Und so könnte jetzt der Wendepunkt bevorstehen, der die Pflegeberufe ein für allemal entbindet vom Gottgewollten, das auch einer Florence Nightingale den Weg wies – oder wenn man es mit Christi Himmelfahrt bebildern will: dem Schritt hin zum Allmächtigen. Denn das ist eine wunderbare Begründung für Lebensentscheidungen, aber eine schlechte für Gehaltsforderungen. Das haben viele vergangene Jahre gezeigt, in denen Pflegekräfte bezahlt wurden, als machten Dankeslächeln Kühlschränke voll. Inzwischen ändert sich da etwas – auf beiden Seiten der Jobfront.

[Lesen Sie bei T-Plus: Ein Jahr auf der Corona-Station: Wie die dritte Welle Pflegekräfte ans Limit bringt.]

Nach aktuellen Zahlen des Statistischen Bundesamts sind die Gehälter von Pflegekräften in den vergangenen zwölf Jahren um bis zu 38 Prozent gestiegen. Das ist viel, aber hoch sind die Löhne (Fachkräfte in Krankenhäusern bekommen im Schnitt 3580 Euro im Monat) damit nicht. Und sie sind auch noch lange nicht da, wo sie nach Vorstellungen des Pflegeberufeverbands sein sollten: bei 4000 Euro brutto Einstiegsgehalt.

Die Zahl stammt aus einer arbeitssoziologischen Untersuchung, für die Pflege- und andere Berufe in den Kategorien Wissen/Können, Belastung und Verantwortung verglichen wurden. Alles drei sei bei Pflege- und Ingenieursberufen ähnlich. Nicht aber die Bezahlung. Gerade dieser Unterschied sollte nach der Pandemie für neuerliches Stirnrunzeln gut sein.

Wem ist ein leistungsfähiges Auto wichtiger als leistungsfähige Pflege?

Oder kann, nachdem sich mehr als ein Jahr lang fast alles um Wohl und Wehe der Kranken und Siechen gedreht hat, jene Logik unberührt bleiben, nach der ein Mensch, der andere durch sorgfältige Betreuung am Leben hält, weniger Geld verdient als einer, der durch rechnerische Kompetenz Autos zu Kilometerfressern macht? Umgekehrt gefragt: Wem ist ein garantiert leistungsfähiges Auto wichtiger als eine garantiert leistungsfähige Pflege? Kein Finger oben? Na also.

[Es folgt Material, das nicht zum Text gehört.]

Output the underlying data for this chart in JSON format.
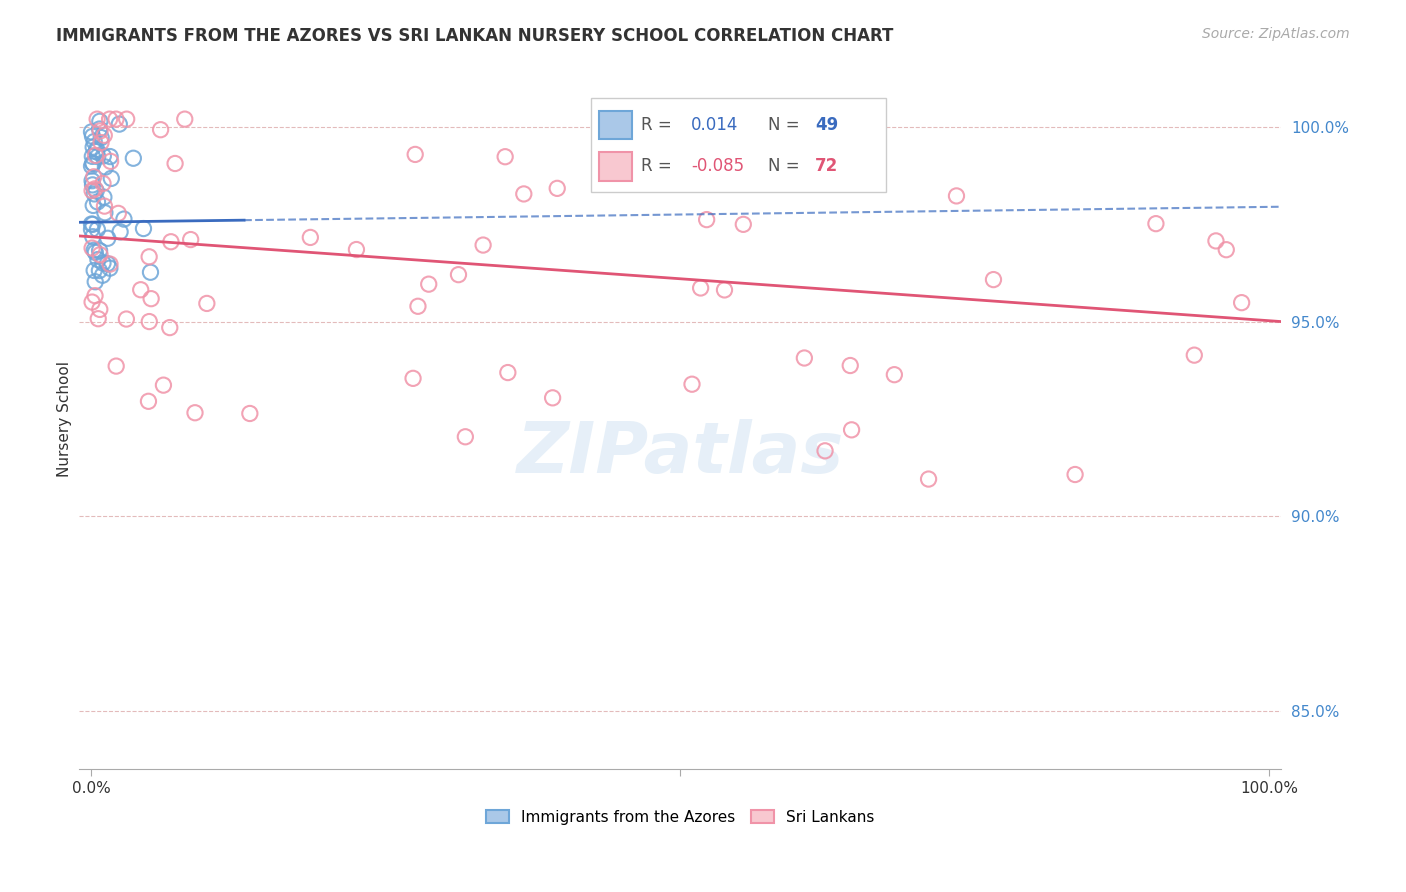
{
  "title": "IMMIGRANTS FROM THE AZORES VS SRI LANKAN NURSERY SCHOOL CORRELATION CHART",
  "source": "Source: ZipAtlas.com",
  "ylabel": "Nursery School",
  "yticks": [
    "85.0%",
    "90.0%",
    "95.0%",
    "100.0%"
  ],
  "ytick_vals": [
    0.85,
    0.9,
    0.95,
    1.0
  ],
  "legend_blue_r": "0.014",
  "legend_blue_n": "49",
  "legend_pink_r": "-0.085",
  "legend_pink_n": "72",
  "legend_label_blue": "Immigrants from the Azores",
  "legend_label_pink": "Sri Lankans",
  "watermark": "ZIPatlas",
  "blue_color": "#6ea6d8",
  "pink_color": "#f093a8",
  "blue_line_color": "#3a6bbf",
  "pink_line_color": "#e05575",
  "blue_line_start_y": 0.9755,
  "blue_line_end_y": 0.9795,
  "blue_line_cut_x": 0.13,
  "pink_line_start_y": 0.972,
  "pink_line_end_y": 0.95,
  "xlim": [
    -0.01,
    1.01
  ],
  "ylim": [
    0.835,
    1.015
  ]
}
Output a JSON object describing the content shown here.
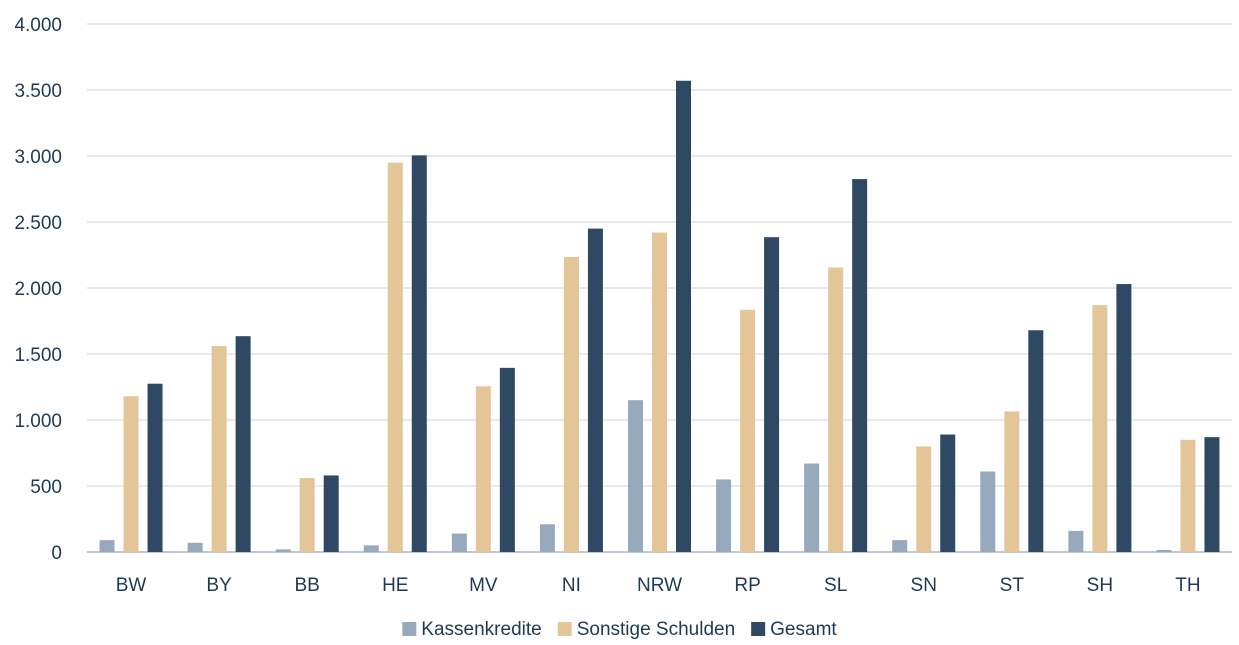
{
  "chart_data": {
    "type": "bar",
    "title": "",
    "xlabel": "",
    "ylabel": "",
    "categories": [
      "BW",
      "BY",
      "BB",
      "HE",
      "MV",
      "NI",
      "NRW",
      "RP",
      "SL",
      "SN",
      "ST",
      "SH",
      "TH"
    ],
    "ylim": [
      0,
      4000
    ],
    "yticks": [
      0,
      500,
      1000,
      1500,
      2000,
      2500,
      3000,
      3500,
      4000
    ],
    "ytick_labels": [
      "0",
      "500",
      "1.000",
      "1.500",
      "2.000",
      "2.500",
      "3.000",
      "3.500",
      "4.000"
    ],
    "grid": true,
    "legend_position": "bottom",
    "series": [
      {
        "name": "Kassenkredite",
        "color": "#97a9bc",
        "values": [
          90,
          70,
          20,
          50,
          140,
          210,
          1150,
          550,
          670,
          90,
          610,
          160,
          15
        ]
      },
      {
        "name": "Sonstige Schulden",
        "color": "#e3c598",
        "values": [
          1180,
          1560,
          560,
          2950,
          1255,
          2235,
          2420,
          1835,
          2155,
          800,
          1065,
          1870,
          850
        ]
      },
      {
        "name": "Gesamt",
        "color": "#2f4964",
        "values": [
          1275,
          1635,
          580,
          3005,
          1395,
          2450,
          3570,
          2385,
          2825,
          890,
          1680,
          2030,
          870
        ]
      }
    ]
  }
}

Wenn das Bewusstsein, dass sie über eine allen Menschen wichtige Qualifikation verfügen, in das Denken der Pflegekräfte einsickert, dürfte das Auswirkungen auf kommende Arbeitskämpfe haben: auf die Streit- und Streiklust, das Beharrungsvermögen und auch auf den gewerkschaftlichen Organisationsgrad.

Die Pflege ist extra nah am Menschen, das macht sie besonders. Und nicht nur ihre Begründerin, sondern bis heute ein Großteil der Pflegenden, ist weiblich und ließ sich mit dem ideellen Lohn der Helfenden (ver-)trösten. Dass das dazu geführt hat, aus der Pflege eine Niedriglohnbranche zu machen, sagt nicht viel Gutes über diese Gesellschaft aus. Soll auch die ihr 2.0-Erlebnis bekommen.